Jane Adamson (author of ‘Othello as Tragedy’ - 1980: ‘Iago is more a catalyst that precipitates
destruction than a devil that causes it’.
EAJ Honigmann (1940s-1980s): ‘Iago is excellent in short term tactics, not long term strategy’.
EAJ Honigmann: ‘Iago is a liar, betrayer and mental torturer’.
Andre Holland (actor who played Othello opposite Mark Rylance’s Iago): ‘Iago is the stage
manager’.
EAJ Honigmann: ‘Othello’s emotional range is huge, Iago’s is limited’.
Dieter Mehl (1970/80/90s) : ‘Iago is a satanic tempter’.
Thomas Rymer (1693): ‘Iago is too evil to be believed’.

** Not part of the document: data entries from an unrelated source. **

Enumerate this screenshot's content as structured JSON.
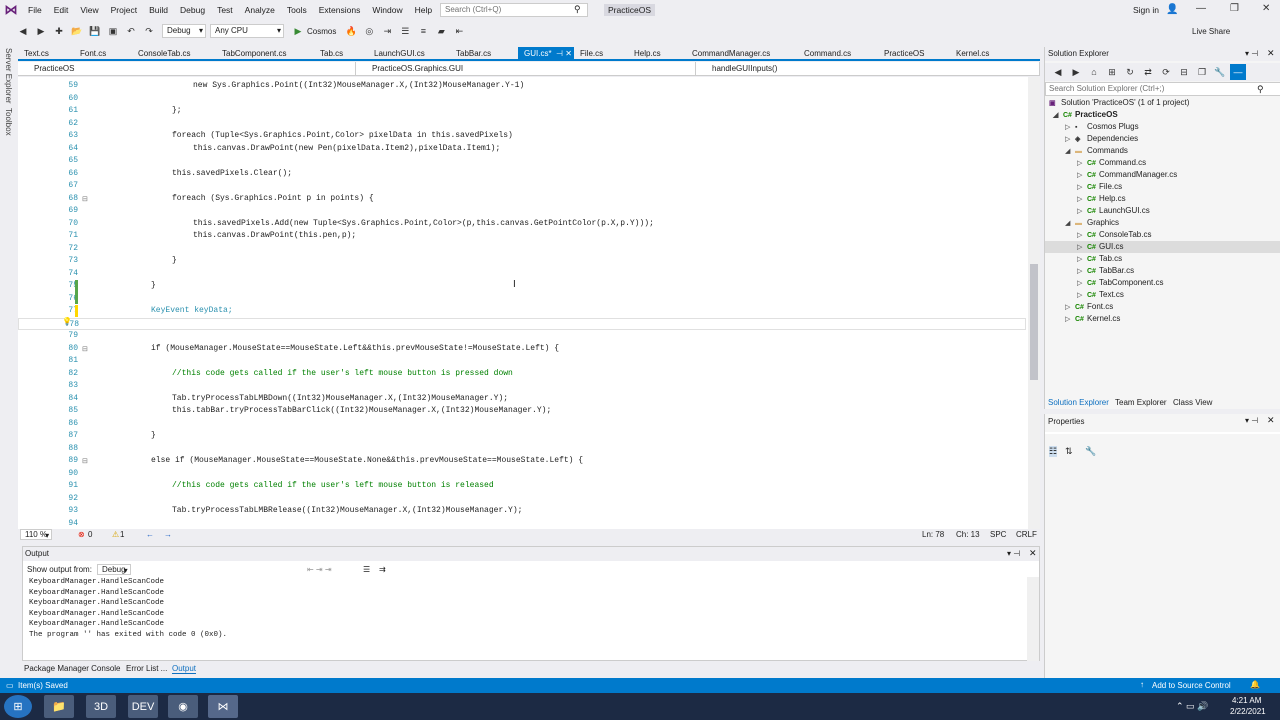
{
  "menu": {
    "items": [
      "File",
      "Edit",
      "View",
      "Project",
      "Build",
      "Debug",
      "Test",
      "Analyze",
      "Tools",
      "Extensions",
      "Window",
      "Help"
    ],
    "search_placeholder": "Search (Ctrl+Q)",
    "solution_name": "PracticeOS",
    "sign_in": "Sign in"
  },
  "toolbar": {
    "config": "Debug",
    "platform": "Any CPU",
    "run_target": "Cosmos",
    "live_share": "Live Share"
  },
  "sidebar": {
    "server_explorer": "Server Explorer",
    "toolbox": "Toolbox"
  },
  "editor_tabs": [
    {
      "label": "Text.cs"
    },
    {
      "label": "Font.cs"
    },
    {
      "label": "ConsoleTab.cs"
    },
    {
      "label": "TabComponent.cs"
    },
    {
      "label": "Tab.cs"
    },
    {
      "label": "LaunchGUI.cs"
    },
    {
      "label": "TabBar.cs"
    },
    {
      "label": "GUI.cs*",
      "active": true
    },
    {
      "label": "File.cs"
    },
    {
      "label": "Help.cs"
    },
    {
      "label": "CommandManager.cs"
    },
    {
      "label": "Command.cs"
    },
    {
      "label": "PracticeOS"
    },
    {
      "label": "Kernel.cs"
    }
  ],
  "navbar": {
    "project": "PracticeOS",
    "class": "PracticeOS.Graphics.GUI",
    "member": "handleGUIInputs()"
  },
  "code_lines": [
    {
      "n": "59",
      "t": "new Sys.Graphics.Point((Int32)MouseManager.X,(Int32)MouseManager.Y-1)"
    },
    {
      "n": "60",
      "t": ""
    },
    {
      "n": "61",
      "t": "};"
    },
    {
      "n": "62",
      "t": ""
    },
    {
      "n": "63",
      "t": "foreach (Tuple<Sys.Graphics.Point,Color> pixelData in this.savedPixels)"
    },
    {
      "n": "64",
      "t": "this.canvas.DrawPoint(new Pen(pixelData.Item2),pixelData.Item1);"
    },
    {
      "n": "65",
      "t": ""
    },
    {
      "n": "66",
      "t": "this.savedPixels.Clear();"
    },
    {
      "n": "67",
      "t": ""
    },
    {
      "n": "68",
      "t": "foreach (Sys.Graphics.Point p in points) {"
    },
    {
      "n": "69",
      "t": ""
    },
    {
      "n": "70",
      "t": "this.savedPixels.Add(new Tuple<Sys.Graphics.Point,Color>(p,this.canvas.GetPointColor(p.X,p.Y)));"
    },
    {
      "n": "71",
      "t": "this.canvas.DrawPoint(this.pen,p);"
    },
    {
      "n": "72",
      "t": ""
    },
    {
      "n": "73",
      "t": "}"
    },
    {
      "n": "74",
      "t": ""
    },
    {
      "n": "75",
      "t": "}"
    },
    {
      "n": "76",
      "t": ""
    },
    {
      "n": "77",
      "t": "KeyEvent keyData;"
    },
    {
      "n": "78",
      "t": ""
    },
    {
      "n": "79",
      "t": ""
    },
    {
      "n": "80",
      "t": "if (MouseManager.MouseState==MouseState.Left&&this.prevMouseState!=MouseState.Left) {"
    },
    {
      "n": "81",
      "t": ""
    },
    {
      "n": "82",
      "t": "//this code gets called if the user's left mouse button is pressed down"
    },
    {
      "n": "83",
      "t": ""
    },
    {
      "n": "84",
      "t": "Tab.tryProcessTabLMBDown((Int32)MouseManager.X,(Int32)MouseManager.Y);"
    },
    {
      "n": "85",
      "t": "this.tabBar.tryProcessTabBarClick((Int32)MouseManager.X,(Int32)MouseManager.Y);"
    },
    {
      "n": "86",
      "t": ""
    },
    {
      "n": "87",
      "t": "}"
    },
    {
      "n": "88",
      "t": ""
    },
    {
      "n": "89",
      "t": "else if (MouseManager.MouseState==MouseState.None&&this.prevMouseState==MouseState.Left) {"
    },
    {
      "n": "90",
      "t": ""
    },
    {
      "n": "91",
      "t": "//this code gets called if the user's left mouse button is released"
    },
    {
      "n": "92",
      "t": ""
    },
    {
      "n": "93",
      "t": "Tab.tryProcessTabLMBRelease((Int32)MouseManager.X,(Int32)MouseManager.Y);"
    },
    {
      "n": "94",
      "t": ""
    }
  ],
  "status": {
    "zoom": "110 %",
    "errors": "0",
    "warnings": "1",
    "ln": "Ln: 78",
    "ch": "Ch: 13",
    "spc": "SPC",
    "crlf": "CRLF"
  },
  "output": {
    "title": "Output",
    "show_from_label": "Show output from:",
    "source": "Debug",
    "lines": [
      "KeyboardManager.HandleScanCode",
      "KeyboardManager.HandleScanCode",
      "KeyboardManager.HandleScanCode",
      "KeyboardManager.HandleScanCode",
      "KeyboardManager.HandleScanCode",
      "The program '' has exited with code 0 (0x0)."
    ]
  },
  "bottom_tabs": [
    "Package Manager Console",
    "Error List ...",
    "Output"
  ],
  "app_status": {
    "message": "Item(s) Saved",
    "add_source": "Add to Source Control"
  },
  "solution_explorer": {
    "title": "Solution Explorer",
    "search_placeholder": "Search Solution Explorer (Ctrl+;)",
    "solution": "Solution 'PracticeOS' (1 of 1 project)",
    "tabs": [
      "Solution Explorer",
      "Team Explorer",
      "Class View"
    ],
    "tree": [
      {
        "label": "PracticeOS",
        "bold": true
      },
      {
        "label": "Cosmos Plugs"
      },
      {
        "label": "Dependencies"
      },
      {
        "label": "Commands"
      },
      {
        "label": "Command.cs"
      },
      {
        "label": "CommandManager.cs"
      },
      {
        "label": "File.cs"
      },
      {
        "label": "Help.cs"
      },
      {
        "label": "LaunchGUI.cs"
      },
      {
        "label": "Graphics"
      },
      {
        "label": "ConsoleTab.cs"
      },
      {
        "label": "GUI.cs",
        "selected": true
      },
      {
        "label": "Tab.cs"
      },
      {
        "label": "TabBar.cs"
      },
      {
        "label": "TabComponent.cs"
      },
      {
        "label": "Text.cs"
      },
      {
        "label": "Font.cs"
      },
      {
        "label": "Kernel.cs"
      }
    ]
  },
  "properties": {
    "title": "Properties"
  },
  "clock": {
    "time": "4:21 AM",
    "date": "2/22/2021"
  }
}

Fintan O’Toole: ‘Iago’s success lies in Othello’s readiness to respond’.
Samuel Coleridge: Iago is an ‘example of motiveless malignity’.
FR Leavis: ‘Othello yields with extraordinary promptness to suggestion’. (ie to Iago’s cunning
manipulation)
Harold Bloom: ‘in a play that held a genius opposed to his own – a Hamlet or a Falstaff – he would
be only a frustrated malcontent’, yet ‘given a world only of gulls and victims – Othello, Desdemona,
Cassio, Roderigo, even Emilia until outrage turns her – Iago scarcely needs to exercise the full
range of powers that he keeps discovering’.
William Hazlitt (early 1800s): ‘Iago belongs to a class of characters common to Shakespeare, and
at the same time peculiar to him – namely, that of great intellectual activity, accompanied with a
total want of moral principle’.
Emily C Bartels: ‘Iago is a villain by remorseless choice, and Othello by unfortunate chance’.
Dr Samuel Johnson, essayist and critic in 1700s: ‘The character of Iago is so conducted, that he is
from the first scene to the last hated and despised’. Dr Johnson’s verdict was echoed by AC
Bradley, who reacted to Act 4, Scene 2, lines 112 (approx. – ie, scene between Iago and
Desdemona when she is upset Othello has called her a whore) with ‘burning hatred and burning
tears’.
Charles Lamb, writer and essayist 1175-1834: ‘while we are reading any of (Shakespeare’s) great
criminal characters – Macbeth, Richard, even Iago – we think not so much of the crimes which they
commit, as of the ambition, the aspiring spirit, the intellectual activity which prompts them to
overleap those moral fences’.
EAJ Honigmann: ‘Iago enjoys another important advantage, that he is the play’s chief humorist’.
WH Auden- poet, writer of prose essays (1907-1973): called Iago ‘the joker in the pack’ – ‘a
practical joker of a peculiarly appalling kind’. As Honigmann says, ‘Auden’s loose label really
identifies one of Iago’s convenient masks, not the inner man’.
Harold C Goddard – author of ‘The Meaning of Shakespeare’ 1951: thought that Shakespeare
bestowed ‘the highest intellectual gifts’ on Iago.
EAJ Honnigmann – ‘Introduction’ Othello 2001 – Iago excels in short-term tactics, not in long-term
strategy’. … ‘despite his cleverness, he has neither felt nor understood the spiritual impulses that
bind ordinary human beings together, loyalty, friendship, respect, compassion – in a word, love.
Emilia’s love (of Desdemona) is Iago’s undoing’.